Большинство живописных полотен оставляли его совершенно равнодушным: все эти сентиментальные религиозные сюжеты, портреты надменных голландских купцов в их лишенных жизни домах… Впрочем, ему понравилась «Аллегория» Бронзино
[29], но только своей безудержной чувственностью. Искусство было сферой человеческой деятельности, оставшейся вне поля его зрения. Возможно, наступит день, когда Шарлотта поведет его в лес и научит любоваться полевыми цветами. Но это представлялось маловероятным. Ему бы суметь выжить в следующие несколько дней и сбежать после убийства Орлова. Но даже в этом не было никакой уверенности. И потом – как ему сохранить привязанность Шарлотты после того, как он откровенно обманет, использует ее и убьет двоюродного брата? Это само по себе почти невозможно, а ведь придется еще найти способ как-то видеться с ней, постоянно скрываясь от полиции… Нет, шансы продолжить общение после убийства близки к нулю. И потому он подумал: «Возьми от встреч с ней сейчас как можно больше».
Половина пятого.
«Она не просто опаздывает, – понял он с тоской, – она не сможет прийти. Надеюсь, у нее не случилось конфликта с Уолденом? Ведь она могла пойти на риск и попасться. Как бы хотелось, чтобы она вот сейчас взбежала вверх по ступенькам, запыхавшаяся, раскрасневшаяся, со смущенным и взволнованным выражением на милом личике, и сказала: “Прошу прощения, что заставила вас ждать! Но я никак не могла избавиться от приглашения…”».
Галерея на глазах пустела. Максим задумался, как быть дальше. Он вышел наружу и спустился по ступенькам на тротуар. Ее нигде не было видно. Снова поднялся наверх, но путь ему преградил служитель музея:
– Опоздал, приятель. Мы уже закрываемся, – сказал он.
И Максим ушел.
Ему нельзя было даже присесть на ступеньки в надежде, что Шарлотта все-таки сумеет прийти позже, – на опустевшей Трафальгарской площади он будет слишком бросаться в глаза. Да и надежды, собственно, не осталось. Она опаздывала больше чем на два часа, а это означало, что уже не появится.
Она не появится.
«Давай посмотрим правде в глаза, – размышлял он. – Шарлотта вполне могла решить, что ей лучше не связываться со мной, и с ее стороны это было бы вполне разумно. Но тогда она могла прийти хотя бы для того, чтобы сказать мне это в лицо, верно? Или послать записку…

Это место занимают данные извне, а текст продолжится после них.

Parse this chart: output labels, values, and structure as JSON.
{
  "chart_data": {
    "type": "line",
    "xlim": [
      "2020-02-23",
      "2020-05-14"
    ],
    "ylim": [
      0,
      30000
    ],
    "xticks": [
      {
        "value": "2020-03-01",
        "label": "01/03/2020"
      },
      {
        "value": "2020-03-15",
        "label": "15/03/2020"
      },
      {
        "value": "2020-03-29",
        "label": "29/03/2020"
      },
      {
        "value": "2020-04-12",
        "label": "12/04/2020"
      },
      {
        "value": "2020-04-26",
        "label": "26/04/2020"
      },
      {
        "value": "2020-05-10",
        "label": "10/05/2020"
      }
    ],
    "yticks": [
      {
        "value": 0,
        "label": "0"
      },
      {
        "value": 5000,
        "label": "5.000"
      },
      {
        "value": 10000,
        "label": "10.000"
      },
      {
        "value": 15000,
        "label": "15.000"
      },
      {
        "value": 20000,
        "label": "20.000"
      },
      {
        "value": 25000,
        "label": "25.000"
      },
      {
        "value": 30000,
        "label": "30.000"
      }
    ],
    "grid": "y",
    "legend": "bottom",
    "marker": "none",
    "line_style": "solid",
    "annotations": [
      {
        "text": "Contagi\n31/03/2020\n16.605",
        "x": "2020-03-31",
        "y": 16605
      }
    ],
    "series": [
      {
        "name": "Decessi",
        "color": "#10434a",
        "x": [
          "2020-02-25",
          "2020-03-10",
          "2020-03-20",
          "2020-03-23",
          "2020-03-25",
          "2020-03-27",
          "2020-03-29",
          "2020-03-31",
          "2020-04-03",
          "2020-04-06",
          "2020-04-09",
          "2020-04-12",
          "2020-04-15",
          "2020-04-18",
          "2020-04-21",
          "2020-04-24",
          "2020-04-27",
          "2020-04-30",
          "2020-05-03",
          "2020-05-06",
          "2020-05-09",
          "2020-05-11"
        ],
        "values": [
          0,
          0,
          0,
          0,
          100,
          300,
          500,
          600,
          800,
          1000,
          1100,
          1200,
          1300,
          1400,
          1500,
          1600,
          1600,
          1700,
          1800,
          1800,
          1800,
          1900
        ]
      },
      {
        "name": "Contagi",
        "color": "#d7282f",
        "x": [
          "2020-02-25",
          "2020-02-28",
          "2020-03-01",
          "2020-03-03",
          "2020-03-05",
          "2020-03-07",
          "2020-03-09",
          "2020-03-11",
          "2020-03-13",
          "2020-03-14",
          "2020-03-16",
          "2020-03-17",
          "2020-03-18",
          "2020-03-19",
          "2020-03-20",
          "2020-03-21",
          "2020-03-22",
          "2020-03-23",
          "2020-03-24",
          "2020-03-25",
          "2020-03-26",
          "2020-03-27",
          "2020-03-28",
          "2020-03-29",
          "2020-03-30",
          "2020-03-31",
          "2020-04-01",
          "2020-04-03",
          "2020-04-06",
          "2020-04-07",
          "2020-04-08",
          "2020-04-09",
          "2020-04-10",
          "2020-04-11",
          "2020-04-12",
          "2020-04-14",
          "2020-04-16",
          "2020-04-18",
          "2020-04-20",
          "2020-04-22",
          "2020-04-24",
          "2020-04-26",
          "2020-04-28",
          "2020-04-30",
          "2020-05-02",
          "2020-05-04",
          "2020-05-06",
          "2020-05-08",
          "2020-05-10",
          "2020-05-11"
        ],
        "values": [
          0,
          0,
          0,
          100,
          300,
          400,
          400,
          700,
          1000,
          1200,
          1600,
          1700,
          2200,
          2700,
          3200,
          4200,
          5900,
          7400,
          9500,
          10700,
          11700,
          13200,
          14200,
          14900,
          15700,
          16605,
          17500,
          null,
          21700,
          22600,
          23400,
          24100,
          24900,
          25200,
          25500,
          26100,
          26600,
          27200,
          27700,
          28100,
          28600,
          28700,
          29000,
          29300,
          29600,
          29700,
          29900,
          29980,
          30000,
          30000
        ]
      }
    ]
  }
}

Она могла послать записку!
У нее есть адрес Бриджет. Она обязательно должна была отправить ему письмо!»
И Максим направился на север города.
Он прошел задворками театрального квартала, тихими площадями Блумсбери. Погода стала меняться. Все то время, что он пробыл в Англии, здесь было солнечно и тепло. Дождь не пролился ни разу. Но духота, ощущавшаяся в воздухе последние два дня, служила явной приметой надвигавшихся гроз.
Максим размышлял: «Интересно, каково это – обитать в Блумсбери, в этом уголке благополучия, где у семей среднего класса всегда хватает денег на жизнь и еще остается на покупку книг? Но только после революции мы непременно снимем замки с ворот частных скверов в центре площадей».
У него вдруг разболелась голова. А ведь он с детства ни разу не страдал от головной боли. Он хотел бы отнести это за счет перемены погоды, но гораздо более вероятной причиной были все же непрестанные треволнения. «После революции, – подумал он, – головные боли будут упразднены».
Ждет ли его в доме Бриджет записка? Он попытался представить себе ее содержание.
«Дорогой мистер Петровский! Я крайне огорчена, что не смогла прийти сегодня на встречу с вами. Искренне ваша, леди Шарлотта Уолден».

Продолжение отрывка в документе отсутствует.